Pour faciliter l’adoption d’alternatives et faire toute la transparence sur l’usage des produits contenant du glyphosate, le Gouvernement a engagé un plan d’action global qui se décline comme suit :
- la création d’un centre de ressources pour rendre accessible à l’ensemble de la profession agricole les solutions existantes pour sortir du glyphosate ; il rassemble d’ores et déjà une soixantaine de solutions techniques alternatives à l’usage du glyphosate, ou pour la gestion de l’enherbement ;
- le renforcement des actions d’accompagnement dans le cadre du programme Ecophyto pour diffuser les solutions et trouver de nouvelles alternatives pour les usages pour lesquels des impasses existent* ;
- la mobilisation des chambres d’agriculture et de l’enseignement agricole pour faire connaître et promouvoir les alternatives au glyphosate sur l’ensemble des territoires avec l’appui des coopératives agricoles ;
- le suivi des quantités vendues et utilisées des produits contenant du glyphosate afin de faire toute la transparence sur les usages en publiant régulièrement les données et en les mettant à disposition du public ;
- la valorisation de ce travail au niveau européen avec les pays volontaires ; une première réunion avec ces pays se tiendra en juillet 2019.

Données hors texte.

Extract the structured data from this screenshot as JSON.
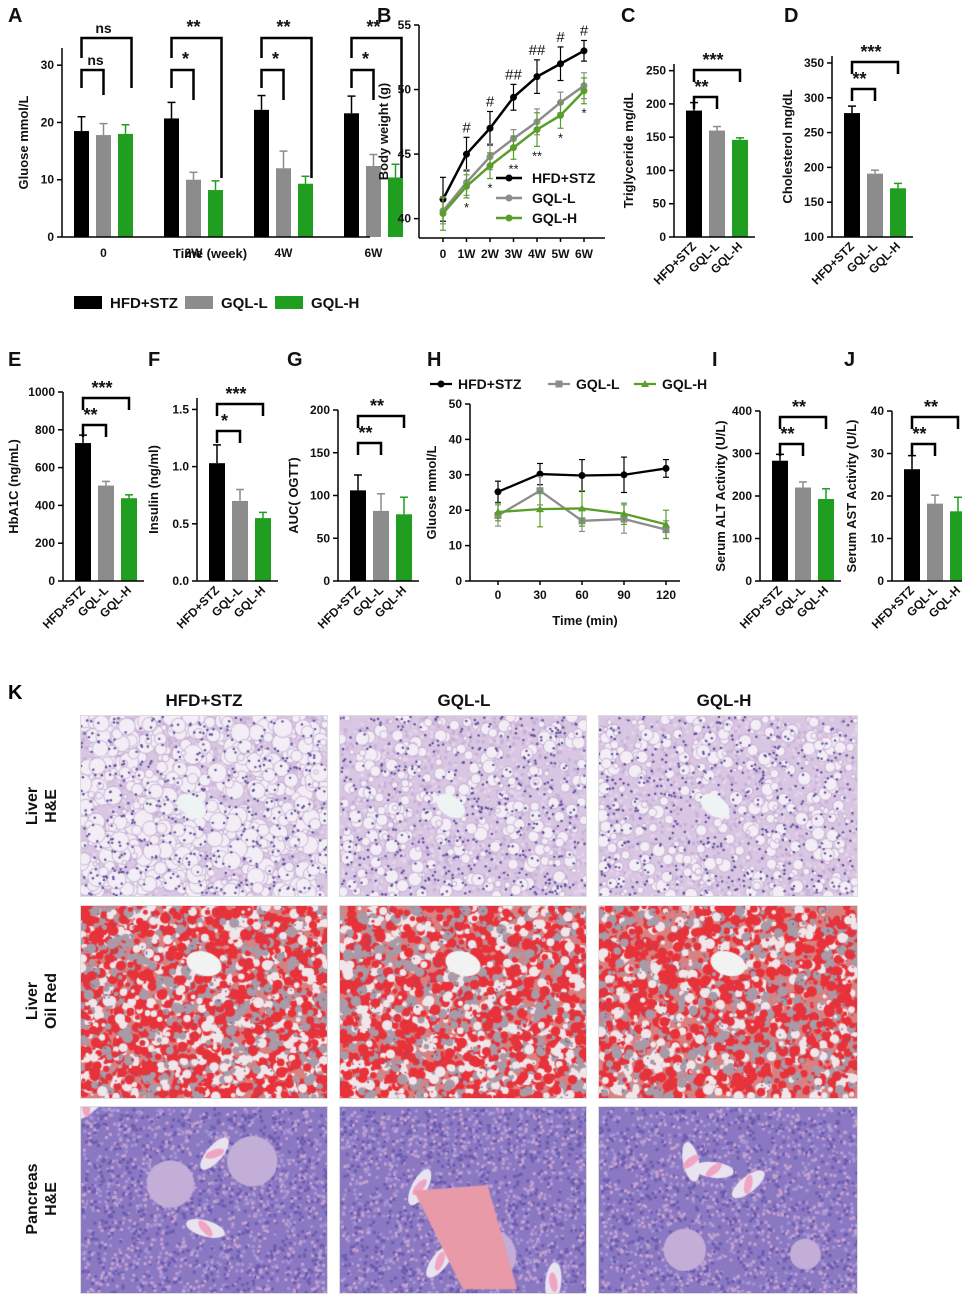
{
  "colors": {
    "hfd": "#000000",
    "gqll": "#8c8c8c",
    "gqlh": "#1f9e1f",
    "gqlh_line": "#5a9e2a"
  },
  "legend_top": {
    "hfd": "HFD+STZ",
    "gqll": "GQL-L",
    "gqlh": "GQL-H"
  },
  "chart_data": [
    {
      "panel": "A",
      "type": "bar",
      "ylabel": "Gluose mmol/L",
      "xlabel": "Time (week)",
      "categories": [
        "0",
        "2W",
        "4W",
        "6W"
      ],
      "yticks": [
        0,
        10,
        20,
        30
      ],
      "ylim": [
        0,
        33
      ],
      "series": [
        {
          "name": "HFD+STZ",
          "values": [
            18.5,
            20.7,
            22.2,
            21.6
          ],
          "err": [
            2.5,
            2.8,
            2.5,
            3.0
          ]
        },
        {
          "name": "GQL-L",
          "values": [
            17.8,
            10.0,
            12.0,
            12.4
          ],
          "err": [
            2.0,
            1.3,
            3.0,
            2.0
          ]
        },
        {
          "name": "GQL-H",
          "values": [
            18.0,
            8.2,
            9.3,
            10.4
          ],
          "err": [
            1.6,
            1.6,
            1.3,
            2.3
          ]
        }
      ],
      "significance": [
        {
          "cat": "0",
          "inner": "ns",
          "outer": "ns"
        },
        {
          "cat": "2W",
          "inner": "*",
          "outer": "**"
        },
        {
          "cat": "4W",
          "inner": "*",
          "outer": "**"
        },
        {
          "cat": "6W",
          "inner": "*",
          "outer": "**"
        }
      ]
    },
    {
      "panel": "B",
      "type": "line",
      "ylabel": "Body weight (g)",
      "x": [
        "0",
        "1W",
        "2W",
        "3W",
        "4W",
        "5W",
        "6W"
      ],
      "yticks": [
        40,
        45,
        50,
        55
      ],
      "ylim": [
        38.5,
        55
      ],
      "series": [
        {
          "name": "HFD+STZ",
          "values": [
            41.5,
            45.0,
            47.0,
            49.4,
            51.0,
            52.0,
            53.0
          ],
          "err": [
            1.7,
            1.3,
            1.3,
            1.0,
            1.3,
            1.3,
            0.8
          ]
        },
        {
          "name": "GQL-L",
          "values": [
            40.6,
            42.8,
            44.8,
            46.2,
            47.5,
            49.0,
            50.3
          ],
          "err": [
            1.0,
            1.0,
            1.0,
            0.7,
            1.0,
            0.8,
            1.0
          ]
        },
        {
          "name": "GQL-H",
          "values": [
            40.4,
            42.5,
            44.1,
            45.5,
            46.9,
            48.0,
            49.9
          ],
          "err": [
            1.3,
            0.9,
            1.0,
            0.9,
            1.3,
            1.0,
            1.0
          ]
        }
      ],
      "marks_top": [
        "",
        "#",
        "#",
        "##",
        "##",
        "#",
        "#"
      ],
      "marks_bottom": [
        "",
        "*",
        "*",
        "**",
        "**",
        "*",
        "*"
      ]
    },
    {
      "panel": "C",
      "type": "bar",
      "ylabel": "Triglyceride  mg/dL",
      "categories": [
        "HFD+STZ",
        "GQL-L",
        "GQL-H"
      ],
      "values": [
        190,
        160,
        146
      ],
      "err": [
        12,
        6,
        3
      ],
      "yticks": [
        0,
        50,
        100,
        150,
        200,
        250
      ],
      "ylim": [
        0,
        260
      ],
      "significance": [
        {
          "inner": "**",
          "outer": "***"
        }
      ]
    },
    {
      "panel": "D",
      "type": "bar",
      "ylabel": "Cholesterol mg/dL",
      "categories": [
        "HFD+STZ",
        "GQL-L",
        "GQL-H"
      ],
      "values": [
        278,
        191,
        170
      ],
      "err": [
        10,
        5,
        7
      ],
      "yticks": [
        100,
        150,
        200,
        250,
        300,
        350
      ],
      "ylim": [
        100,
        360
      ],
      "significance": [
        {
          "inner": "**",
          "outer": "***"
        }
      ]
    },
    {
      "panel": "E",
      "type": "bar",
      "ylabel": "HbA1C (ng/mL)",
      "categories": [
        "HFD+STZ",
        "GQL-L",
        "GQL-H"
      ],
      "values": [
        730,
        505,
        438
      ],
      "err": [
        42,
        22,
        18
      ],
      "yticks": [
        0,
        200,
        400,
        600,
        800,
        1000
      ],
      "ylim": [
        0,
        1000
      ],
      "significance": [
        {
          "inner": "**",
          "outer": "***"
        }
      ]
    },
    {
      "panel": "F",
      "type": "bar",
      "ylabel": "Insulin (ng/ml)",
      "categories": [
        "HFD+STZ",
        "GQL-L",
        "GQL-H"
      ],
      "values": [
        1.03,
        0.7,
        0.55
      ],
      "err": [
        0.16,
        0.1,
        0.05
      ],
      "yticks": [
        0.0,
        0.5,
        1.0,
        1.5
      ],
      "ytick_labels": [
        "0.0",
        "0.5",
        "1.0",
        "1.5"
      ],
      "ylim": [
        0,
        1.6
      ],
      "significance": [
        {
          "inner": "*",
          "outer": "***"
        }
      ]
    },
    {
      "panel": "G",
      "type": "bar",
      "ylabel": "AUC( OGTT)",
      "categories": [
        "HFD+STZ",
        "GQL-L",
        "GQL-H"
      ],
      "values": [
        106,
        82,
        78
      ],
      "err": [
        18,
        20,
        20
      ],
      "yticks": [
        0,
        50,
        100,
        150,
        200
      ],
      "ylim": [
        0,
        200
      ],
      "significance": [
        {
          "inner": "**",
          "outer": "**"
        }
      ]
    },
    {
      "panel": "H",
      "type": "line",
      "ylabel": "Gluose mmol/L",
      "xlabel": "Time (min)",
      "x": [
        0,
        30,
        60,
        90,
        120
      ],
      "yticks": [
        0,
        10,
        20,
        30,
        40,
        50
      ],
      "ylim": [
        0,
        50
      ],
      "series": [
        {
          "name": "HFD+STZ",
          "values": [
            25.2,
            30.2,
            29.8,
            30.0,
            31.8
          ],
          "err": [
            3.0,
            3.0,
            4.5,
            5.0,
            2.5
          ]
        },
        {
          "name": "GQL-L",
          "values": [
            18.5,
            25.5,
            17.0,
            17.5,
            14.5
          ],
          "err": [
            3.0,
            4.0,
            3.0,
            4.0,
            2.5
          ]
        },
        {
          "name": "GQL-H",
          "values": [
            19.5,
            20.3,
            20.5,
            19.0,
            16.0
          ],
          "err": [
            2.5,
            5.0,
            5.0,
            3.0,
            4.0
          ]
        }
      ],
      "legend": {
        "hfd": "HFD+STZ",
        "gqll": "GQL-L",
        "gqlh": "GQL-H"
      }
    },
    {
      "panel": "I",
      "type": "bar",
      "ylabel": "Serum ALT Activity (U/L)",
      "categories": [
        "HFD+STZ",
        "GQL-L",
        "GQL-H"
      ],
      "values": [
        283,
        220,
        193
      ],
      "err": [
        15,
        13,
        24
      ],
      "yticks": [
        0,
        100,
        200,
        300,
        400
      ],
      "ylim": [
        0,
        400
      ],
      "significance": [
        {
          "inner": "**",
          "outer": "**"
        }
      ]
    },
    {
      "panel": "J",
      "type": "bar",
      "ylabel": "Serum AST Activity (U/L)",
      "categories": [
        "HFD+STZ",
        "GQL-L",
        "GQL-H"
      ],
      "values": [
        26.3,
        18.2,
        16.4
      ],
      "err": [
        3.2,
        2.0,
        3.3
      ],
      "yticks": [
        0,
        10,
        20,
        30,
        40
      ],
      "ylim": [
        0,
        40
      ],
      "significance": [
        {
          "inner": "**",
          "outer": "**"
        }
      ]
    }
  ],
  "histology": {
    "panel_letter": "K",
    "columns": [
      "HFD+STZ",
      "GQL-L",
      "GQL-H"
    ],
    "rows": [
      "Liver\nH&E",
      "Liver\nOil Red",
      "Pancreas\nH&E"
    ]
  }
}
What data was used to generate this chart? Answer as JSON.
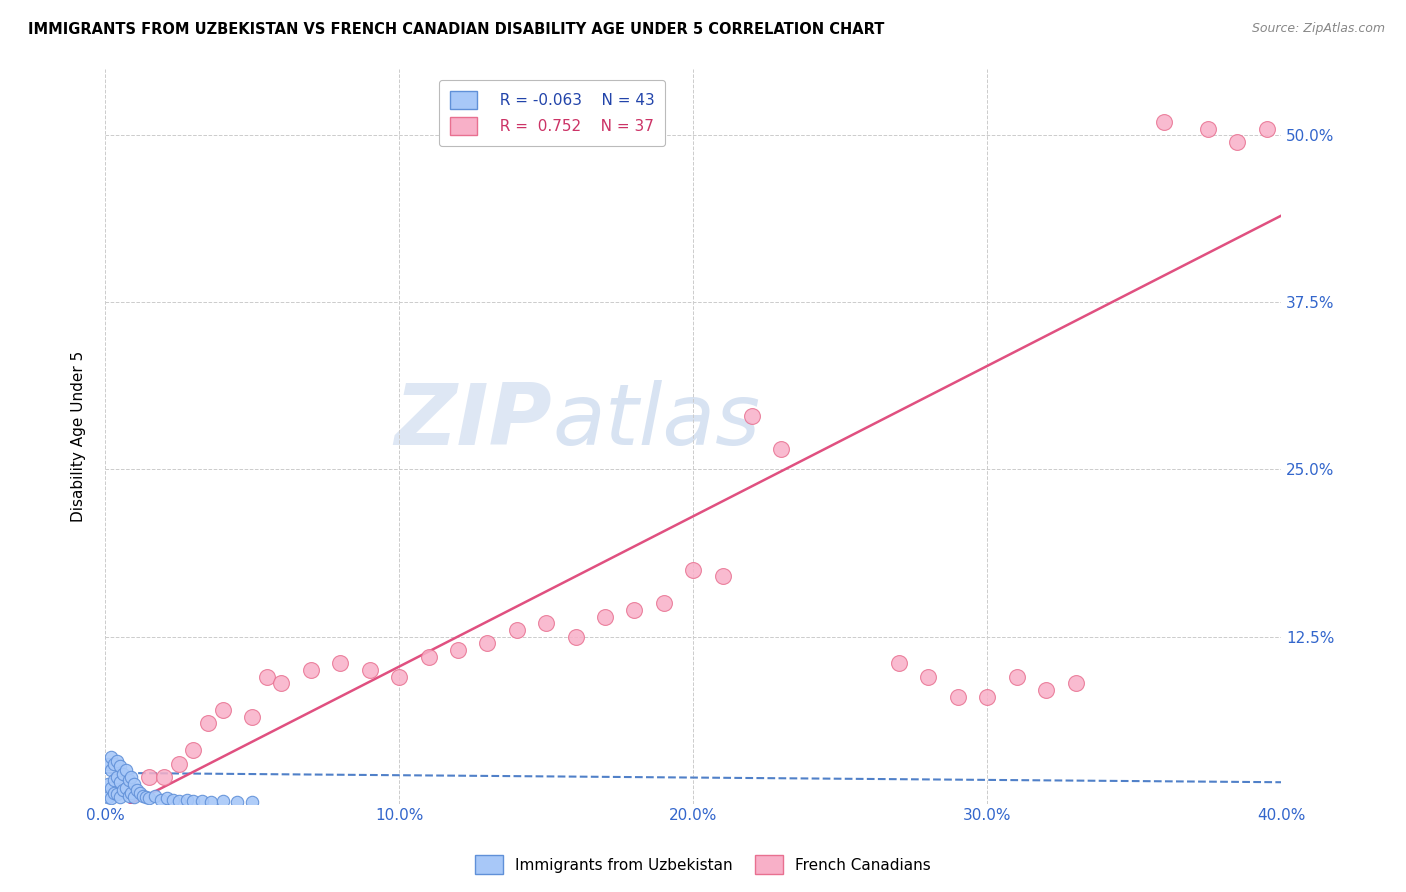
{
  "title": "IMMIGRANTS FROM UZBEKISTAN VS FRENCH CANADIAN DISABILITY AGE UNDER 5 CORRELATION CHART",
  "source": "Source: ZipAtlas.com",
  "ylabel": "Disability Age Under 5",
  "xlim": [
    0.0,
    0.4
  ],
  "ylim": [
    0.0,
    0.55
  ],
  "x_ticks": [
    0.0,
    0.1,
    0.2,
    0.3,
    0.4
  ],
  "x_tick_labels": [
    "0.0%",
    "10.0%",
    "20.0%",
    "30.0%",
    "40.0%"
  ],
  "y_ticks": [
    0.0,
    0.125,
    0.25,
    0.375,
    0.5
  ],
  "y_tick_labels": [
    "",
    "12.5%",
    "25.0%",
    "37.5%",
    "50.0%"
  ],
  "legend_r1": "R = -0.063",
  "legend_n1": "N = 43",
  "legend_r2": "R =  0.752",
  "legend_n2": "N = 37",
  "color_uzbek": "#a8c8f8",
  "color_uzbek_edge": "#6090d8",
  "color_french": "#f8b0c8",
  "color_french_edge": "#e87090",
  "color_uzbek_line": "#5080c8",
  "color_french_line": "#e05080",
  "watermark_zip": "ZIP",
  "watermark_atlas": "atlas",
  "background_color": "#ffffff",
  "uzbek_x": [
    0.001,
    0.001,
    0.001,
    0.002,
    0.002,
    0.002,
    0.002,
    0.003,
    0.003,
    0.003,
    0.004,
    0.004,
    0.004,
    0.005,
    0.005,
    0.005,
    0.006,
    0.006,
    0.007,
    0.007,
    0.008,
    0.008,
    0.009,
    0.009,
    0.01,
    0.01,
    0.011,
    0.012,
    0.013,
    0.014,
    0.015,
    0.017,
    0.019,
    0.021,
    0.023,
    0.025,
    0.028,
    0.03,
    0.033,
    0.036,
    0.04,
    0.045,
    0.05
  ],
  "uzbek_y": [
    0.03,
    0.015,
    0.005,
    0.035,
    0.025,
    0.012,
    0.004,
    0.03,
    0.018,
    0.008,
    0.032,
    0.02,
    0.007,
    0.028,
    0.016,
    0.005,
    0.022,
    0.01,
    0.025,
    0.012,
    0.018,
    0.006,
    0.02,
    0.008,
    0.015,
    0.005,
    0.01,
    0.008,
    0.006,
    0.005,
    0.004,
    0.006,
    0.003,
    0.004,
    0.003,
    0.002,
    0.003,
    0.002,
    0.002,
    0.001,
    0.002,
    0.001,
    0.001
  ],
  "french_x": [
    0.015,
    0.02,
    0.025,
    0.03,
    0.035,
    0.04,
    0.05,
    0.055,
    0.06,
    0.07,
    0.08,
    0.09,
    0.1,
    0.11,
    0.12,
    0.13,
    0.14,
    0.15,
    0.16,
    0.17,
    0.18,
    0.19,
    0.2,
    0.21,
    0.22,
    0.23,
    0.27,
    0.28,
    0.29,
    0.3,
    0.31,
    0.32,
    0.33,
    0.36,
    0.375,
    0.385,
    0.395
  ],
  "french_y": [
    0.02,
    0.02,
    0.03,
    0.04,
    0.06,
    0.07,
    0.065,
    0.095,
    0.09,
    0.1,
    0.105,
    0.1,
    0.095,
    0.11,
    0.115,
    0.12,
    0.13,
    0.135,
    0.125,
    0.14,
    0.145,
    0.15,
    0.175,
    0.17,
    0.29,
    0.265,
    0.105,
    0.095,
    0.08,
    0.08,
    0.095,
    0.085,
    0.09,
    0.51,
    0.505,
    0.495,
    0.505
  ]
}
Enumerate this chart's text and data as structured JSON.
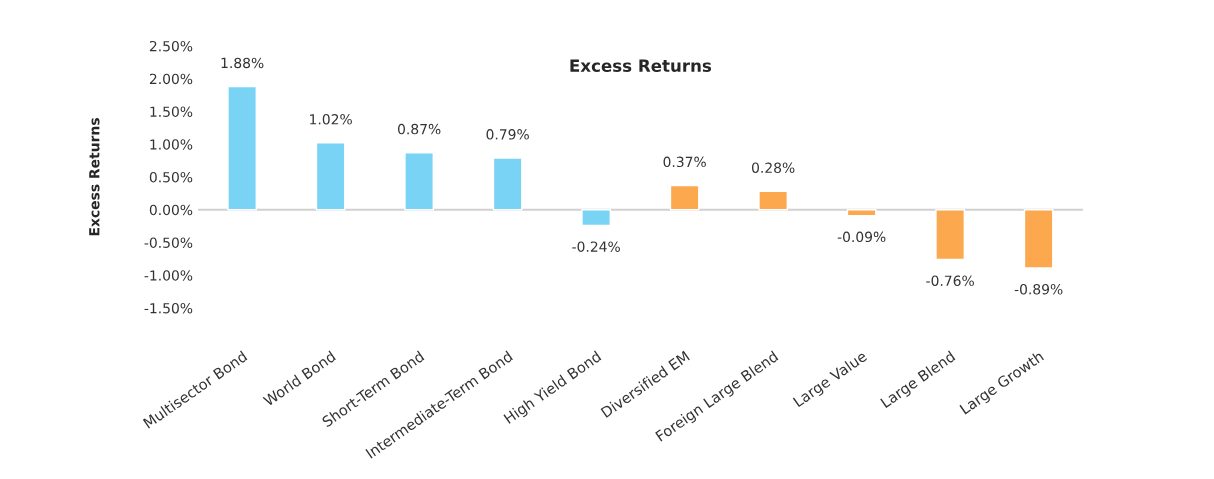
{
  "chart_data": {
    "type": "bar",
    "title": "Excess Returns",
    "ylabel": "Excess Returns",
    "categories": [
      "Multisector Bond",
      "World Bond",
      "Short-Term Bond",
      "Intermediate-Term Bond",
      "High Yield Bond",
      "Diversified EM",
      "Foreign Large Blend",
      "Large Value",
      "Large Blend",
      "Large Growth"
    ],
    "values": [
      1.88,
      1.02,
      0.87,
      0.79,
      -0.24,
      0.37,
      0.28,
      -0.09,
      -0.76,
      -0.89
    ],
    "value_labels": [
      "1.88%",
      "1.02%",
      "0.87%",
      "0.79%",
      "-0.24%",
      "0.37%",
      "0.28%",
      "-0.09%",
      "-0.76%",
      "-0.89%"
    ],
    "colors": [
      "#78d3f5",
      "#78d3f5",
      "#78d3f5",
      "#78d3f5",
      "#78d3f5",
      "#fba84f",
      "#fba84f",
      "#fba84f",
      "#fba84f",
      "#fba84f"
    ],
    "ylim": [
      -1.5,
      2.5
    ],
    "yticks": [
      {
        "value": -1.5,
        "label": "-1.50%"
      },
      {
        "value": -1.0,
        "label": "-1.00%"
      },
      {
        "value": -0.5,
        "label": "-0.50%"
      },
      {
        "value": 0,
        "label": "0.00%"
      },
      {
        "value": 0.5,
        "label": "0.50%"
      },
      {
        "value": 1.0,
        "label": "1.00%"
      },
      {
        "value": 1.5,
        "label": "1.50%"
      },
      {
        "value": 2.0,
        "label": "2.00%"
      },
      {
        "value": 2.5,
        "label": "2.50%"
      }
    ],
    "ref_lines": [
      {
        "axis": "y",
        "value": 0,
        "color": "#d0d0d0"
      }
    ],
    "legend": false
  }
}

Des exemples de produits alternatifs homologués et en voie de développement
Des désherbants de type biocontrôle à base d’acide pélargonique (ou acide nonanoïque), acide gras d’origine végétale, sont déjà sur le marché (ex : Beloukha® de Jade, Harmonix KALIP® de Bayer). Beaucoup d’autres solutions sont en voie de développement mais leur mise en marché est freinée à cause des problèmes rencontrés soit au niveau de l’homologation, soit au niveau de la production à grande échelle.
En résumé, la course vers le remplacement du glyphosate est lancée et le défi est de taille ! Le marché ciblé est gigantesque et beaucoup de solutions sont proposées. En attendant la solution universelle sans risque pour l’environnement, il va sans doute falloir combiner plusieurs solutions et s’armer de patience…
* D’après le rapport de l’INRA publié en 2017, les alternatives au glyphosate proposées seraient difficilement applicables ou non applicables dans le cas notamment de trois situations :
- l’agriculture de conservation (ni labour, ni travail du sol, production entièrement organisée autour du glyphosate),
- le cas des productions très spécialisées (haricots verts ou carottes, pour lesquelles on ne tolère aucun fragment végétal pouvant donner un mauvais goût, voire de la toxicité – avant le glyphosate, le désherbage se faisait entièrement à la main),
- le cas des vignobles à très forte pente.